I think we are surprised when trends end “so fast” because we tend not to notice the trend at all until it is completely manifest in a mature stage. In other words, trends are often peaking and nearing decline by the time we see them.
There is the old and somewhat cliché story about a pond being covered by lily pads. I will repeat for those who have not heard it. People walk by a pond every day w/o noticing many lily pads. Finally, they notice some and then in a few days it seems that the whole pond is full. This seems like magic, but it is simply the result of normal growth, which under some conditions is essentially exponential. Here is the hypothetical. One lily pad covers 1/100. Two cover 2/100 four cover 4/100; 8 cover 8/100. 16 cover 16/100. This is when you might notice them. The next squaring gives us 64/100 and next the whole thing is covered in what seems no time at all. Trends can collapse just as fast. Extending our lily pad story, by the time we notice that half the pond is covered, they are beginning to shade each other out. The decline is started by the time we see the climax.

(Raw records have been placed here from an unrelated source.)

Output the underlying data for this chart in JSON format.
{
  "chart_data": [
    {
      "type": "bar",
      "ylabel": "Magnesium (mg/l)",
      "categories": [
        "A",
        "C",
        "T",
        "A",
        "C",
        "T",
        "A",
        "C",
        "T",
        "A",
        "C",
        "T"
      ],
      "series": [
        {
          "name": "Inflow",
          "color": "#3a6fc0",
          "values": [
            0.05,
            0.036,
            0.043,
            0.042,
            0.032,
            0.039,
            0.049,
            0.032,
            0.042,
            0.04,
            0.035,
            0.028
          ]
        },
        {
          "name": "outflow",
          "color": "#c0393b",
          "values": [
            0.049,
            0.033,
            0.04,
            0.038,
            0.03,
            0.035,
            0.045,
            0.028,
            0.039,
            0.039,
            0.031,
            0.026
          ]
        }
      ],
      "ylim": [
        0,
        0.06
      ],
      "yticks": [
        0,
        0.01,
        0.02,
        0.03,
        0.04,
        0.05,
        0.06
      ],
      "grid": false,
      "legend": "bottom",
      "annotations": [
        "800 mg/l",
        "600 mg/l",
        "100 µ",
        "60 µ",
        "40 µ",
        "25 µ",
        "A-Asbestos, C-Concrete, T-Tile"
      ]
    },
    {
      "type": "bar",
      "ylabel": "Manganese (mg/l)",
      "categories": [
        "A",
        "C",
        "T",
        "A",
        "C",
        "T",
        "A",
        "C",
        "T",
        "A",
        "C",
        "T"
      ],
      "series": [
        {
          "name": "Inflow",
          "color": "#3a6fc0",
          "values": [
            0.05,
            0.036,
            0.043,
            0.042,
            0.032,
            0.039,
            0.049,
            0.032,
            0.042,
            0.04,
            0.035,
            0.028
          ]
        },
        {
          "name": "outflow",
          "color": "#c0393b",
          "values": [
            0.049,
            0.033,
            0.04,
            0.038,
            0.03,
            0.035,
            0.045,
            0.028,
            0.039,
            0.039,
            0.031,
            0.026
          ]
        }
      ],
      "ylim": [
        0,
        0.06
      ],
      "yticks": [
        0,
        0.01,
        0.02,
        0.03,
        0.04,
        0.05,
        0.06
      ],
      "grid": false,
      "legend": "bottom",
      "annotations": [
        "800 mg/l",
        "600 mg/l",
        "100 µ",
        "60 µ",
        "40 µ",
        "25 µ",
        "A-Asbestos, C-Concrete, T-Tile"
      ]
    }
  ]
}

The Hispanic tsunami ran out of power because of rapidly falling birthrates in Mexico and better job prospects there. We COULD have seen that back in the 1990s. Dropping U.S. emission came from shifts to natural gas and higher prices for oil. We could have seen that back around 2000. The prison population follows the crime rate. Crime rates were growing until the early 1990s; then they fell. With some lag time, fewer criminals mean fewer inmates in prison. We could have seen this coming by around 2005. What is the next trend that will grow and collapse? If I knew things like that, I would be rich. In retrospect they are easy to see; not so easy in prospect.
What I can predict with near certainty is that many of the predictions that we are making today will look silly in five years and that many of you who believe them now will claim that you knew the changes were coming.
I have been reading an interesting book called “Anti-Fragile”. It is by the the same guy who wrote “Black Swan” & “Fooled by Randomness.” The main idea is that we cannot really assess risk and certainly cannot predict the future, so the best strategy is to create systems robust enough to absorb the shocks we know will come but cannot predict in sufficient detail to address or avoid. I think that makes sense.